“Instant” grocery delivery is the latest sector to suffer from the current tech slowdown, with three European startups this week announcing layoffs and other cuts. All of these companies rose to prominence during (and arguably because of) the Covid-19 pandemic, promising grocery and household items in minutes to home-bound consumers in search of convenience.
- Turkish startup Getir, which promises deliveries “in minutes,” announced it will cut 14% of its staff globally (more than 4,000 people) and scale back on plans to further expand the service. Getir, valued at around the $12 billion mark, operates in the UK, Germany, France, Italy, Spain, Netherlands, Portugal, and the US in addition to Turkey.
- England’s Zapp is in talks about layoffs and said roughly 10% of its staff faces redundancy (between 200 and 300 people). The company has already shuttered operations in Cambridge and Bristol and will do the same in Manchester if redundancies go through.
- Gorillas is also cutting staff; about 300 people at its headquarters. The Berlin-based company said it is “looking at all possible strategic options for the Gorillas brand” which could include pulling out of some markets. Gorillas currently offers services across the UK, US, Germany, France, and the Netherlands in addition to Spain, Denmark, Italy, and Belgium.
Last month, GoPuff announced it would cut 3% of its workforce, or about 15,000 people.
These instant grocery services typically enable consumers to order food, drinks, and some household items online, which are delivered in 10, 15 or 20-minute windows, enabled by micro-fulfillment centers in densely packed urban areas.
Instant grocery investment by the numbers:
Underscoring the enthusiasm around the sector in the wake of Covid-19 demand, investors have pumped billions into instant grocery delivery over the last couple years and there have been some eye-watering, large funding rounds for these capital-intensive businesses. Here are a few examples:
- Gorillas raised more than $1 billion in 2021.
- Getir has raised over $1 billion in total funding so far, including a $768 million Series E from March 2022.
- US-based GoPuff raised more than $2 billion in 2021 and at last check had a valuation well over $10 billion.
- Wheee!, which focuses specifically on Latin American and Asian cuisine, has raised nearly $1 billion in total including a $425 million round in February of this year.
- Flink Foods, another German company, raised $990 million in 2021, across its seed, Series A and Series B round, which all closed within months of each other.

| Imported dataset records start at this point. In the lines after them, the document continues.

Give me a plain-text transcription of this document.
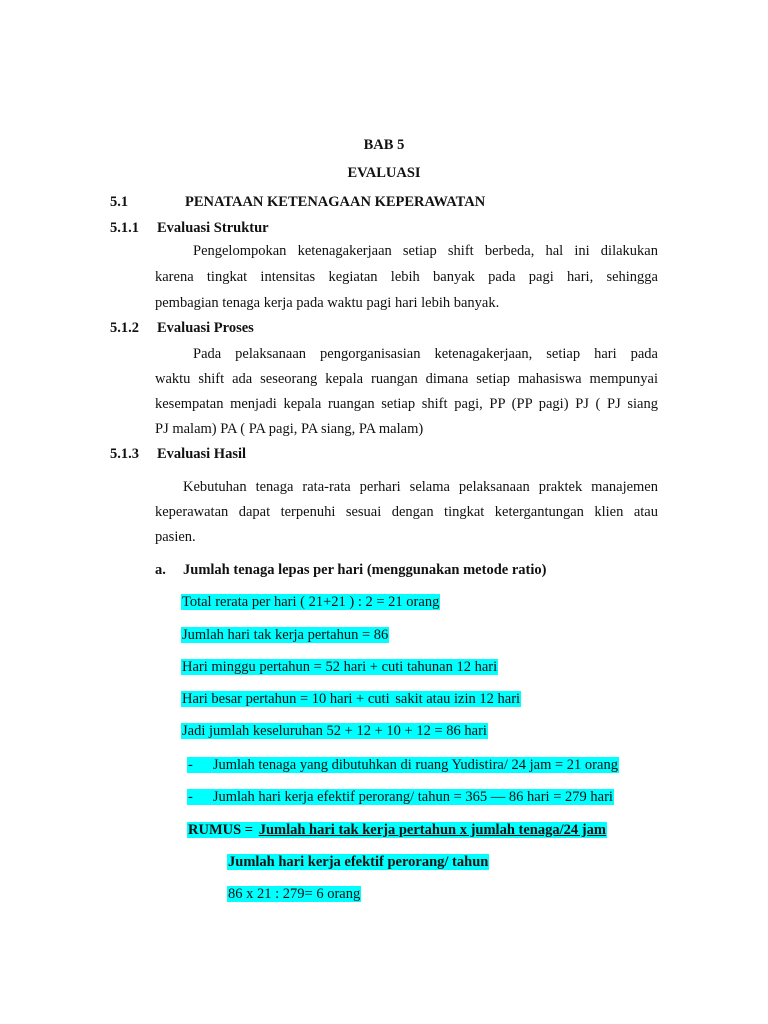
BAB 5
EVALUASI
5.1	PENATAAN KETENAGAAN KEPERAWATAN
5.1.1 Evaluasi Struktur
Pengelompokan ketenagakerjaan setiap shift berbeda, hal ini dilakukan
karena tingkat intensitas kegiatan lebih banyak pada pagi hari, sehingga
pembagian tenaga kerja pada waktu pagi hari lebih banyak.
5.1.2 Evaluasi Proses
Pada pelaksanaan pengorganisasian ketenagakerjaan, setiap hari pada
waktu shift ada seseorang kepala ruangan dimana setiap mahasiswa mempunyai
kesempatan menjadi kepala ruangan setiap shift pagi, PP (PP pagi) PJ ( PJ siang
PJ malam) PA ( PA pagi, PA siang, PA malam)
5.1.3 Evaluasi Hasil
Kebutuhan tenaga rata-rata perhari selama pelaksanaan praktek manajemen
keperawatan dapat terpenuhi sesuai dengan tingkat ketergantungan klien atau
pasien.
a. Jumlah tenaga lepas per hari (menggunakan metode ratio)
Total rerata per hari ( 21+21 ) : 2 = 21 orang
Jumlah hari tak kerja pertahun = 86
Hari minggu pertahun = 52 hari + cuti tahunan 12 hari
Hari besar pertahun = 10 hari + cuti sakit atau izin 12 hari
Jadi jumlah keseluruhan 52 + 12 + 10 + 12 = 86 hari
- Jumlah tenaga yang dibutuhkan di ruang Yudistira/ 24 jam = 21 orang
- Jumlah hari kerja efektif perorang/ tahun = 365 — 86 hari = 279 hari
RUMUS = Jumlah hari tak kerja pertahun x jumlah tenaga/24 jam
Jumlah hari kerja efektif perorang/ tahun
86 x 21 : 279= 6 orang
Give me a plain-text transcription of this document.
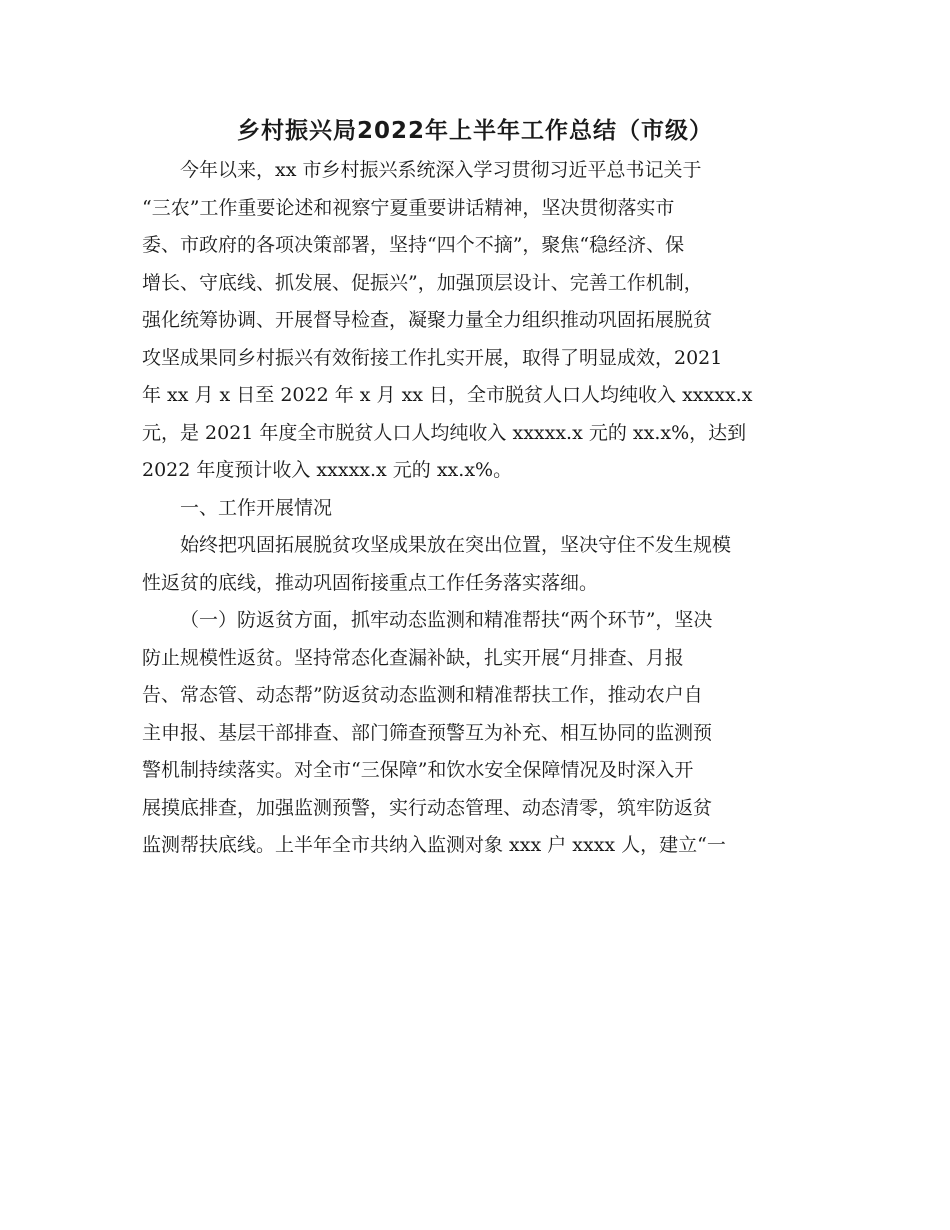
乡村振兴局2022年上半年工作总结（市级）
今年以来，xx 市乡村振兴系统深入学习贯彻习近平总书记关于
“三农”工作重要论述和视察宁夏重要讲话精神，坚决贯彻落实市
委、市政府的各项决策部署，坚持“四个不摘”，聚焦“稳经济、保
增长、守底线、抓发展、促振兴”，加强顶层设计、完善工作机制，
强化统筹协调、开展督导检查，凝聚力量全力组织推动巩固拓展脱贫
攻坚成果同乡村振兴有效衔接工作扎实开展，取得了明显成效，2021
年 xx 月 x 日至 2022 年 x 月 xx 日，全市脱贫人口人均纯收入 xxxxx.x
元，是 2021 年度全市脱贫人口人均纯收入 xxxxx.x 元的 xx.x%，达到
2022 年度预计收入 xxxxx.x 元的 xx.x%。
一、工作开展情况
始终把巩固拓展脱贫攻坚成果放在突出位置，坚决守住不发生规模
性返贫的底线，推动巩固衔接重点工作任务落实落细。
（一）防返贫方面，抓牢动态监测和精准帮扶“两个环节”，坚决
防止规模性返贫。坚持常态化查漏补缺，扎实开展“月排查、月报
告、常态管、动态帮”防返贫动态监测和精准帮扶工作，推动农户自
主申报、基层干部排查、部门筛查预警互为补充、相互协同的监测预
警机制持续落实。对全市“三保障”和饮水安全保障情况及时深入开
展摸底排查，加强监测预警，实行动态管理、动态清零，筑牢防返贫
监测帮扶底线。上半年全市共纳入监测对象 xxx 户 xxxx 人，建立“一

Total venture investment for the whole e-Grocery category was $18.5 billion in 2021, making it by far the biggest investment category of the year for agrifoodtech. Instant grocery delivery companies contributed a large portion of this total, and the majority of the biggest e-gGrocery deals done last year, according to the 2021 AgFunder Agrifoodtech Investment Report. [Disclosure: AgFunder is AFN‘s parent company.]
Why it matters:
The above mega-deals all took place in a more optimistic investment environment than the companies face now. Tech as a whole is in a downturn after a remarkable, and often unbelievable bull run, that reached its peak earlier this year. Steeply rising inflation, continued supply chain issues exacerbated by the war in Ukraine, and an end to the pandemic, are among the drivers of the tech downturn, which commentators aren’t far off calling a depression.
Those factors don’t bode well for instant grocery startups that are largely been propped up by venture capital and have a very uncertain road to profitability. Earlier this year, the Wall Street Journal called the sector’s unit economics “underwhelming” and said investors “might be chasing a mirage.” If consumers start cutting costs on the back of increasing unemployment and food prices, the convenience of instant delivery will likely be one of the first things to go.
As Mark Durno from early-stage investor and accelerator group Rockstart recently told the audience at the FoodHack summit in Switzerland, in this macro environment and given the far larger climate challenges ahead of us, “who cares about getting their groceries in 15 minutes? I’m happy to wait.” More important is ensuring groceries can reach people in food deserts globally, he added.
Durno and others expressed frustration that some of that funding was not being directed to more impactful technologies. If the above lay-offs are anything to go by, it’s looking likely that valuations will drop and investors will back away from instant eGrocery for the remainder of the year; maybe they can re-direct some of that funding to technology startups solving real-world problems.